The grim determination has long since given way to a profound desolation. “Goodbye my friend, it’s hard to die” (“Goodbye, my friend, it’s hard to die”) is the ambiguity of the song “Seasons in the Sun”, which, in the arrangement of the gloomy bombast from Geek Music, the trailer lined . For the killer, living is more challenging than dying. From a grieving husband watching videos of his wife, John Wick has become a robot that kills on autopilot. Headshot follows headshot, a dance of death that never ends but can only begin a new round. Now, John Wick finally looks like an unredeemed ghost, played almost without a word by Keanu Reeves.
Opinions will differ about this fourth chapter, to put it prosaically: this fourth season, the winter of our hero. Some will only celebrate the long action fireworks because it resembles “John Wick”. The sky is clear from a series that, despite big guest stars like Donnie Yen, is stylistically repeated and can no longer find its way out of its own premise.
It would make sense for this film to mark an end before fully arriving at the parody. Or – and unfortunately this will probably be more a matter of box office results than content coherence – “John Wick” finally becomes a franchise with an infinite number of chapters.

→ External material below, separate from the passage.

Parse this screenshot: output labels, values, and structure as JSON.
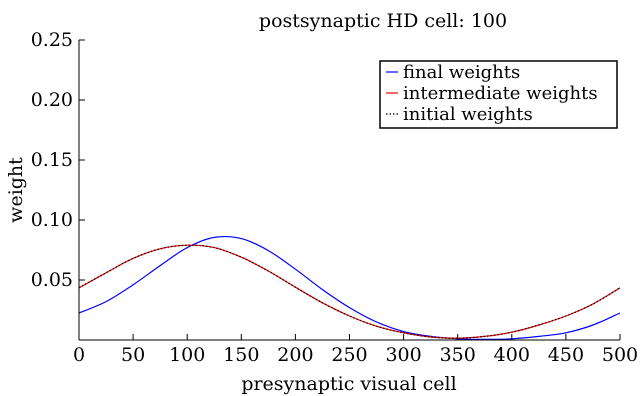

A spin-off and a prequel series are already in the works. Actually, there can be no redemption for John Wick. Or is it?
“John Wick: Chapter 4”: In theaters March 23.
Source: Watson

I am Dawid Malan, a news reporter for 24 Instant News. I specialize in celebrity and entertainment news, writing stories that capture the attention of readers from all walks of life. My work has been featured in some of the world’s leading publications and I am passionate about delivering quality content to my readers.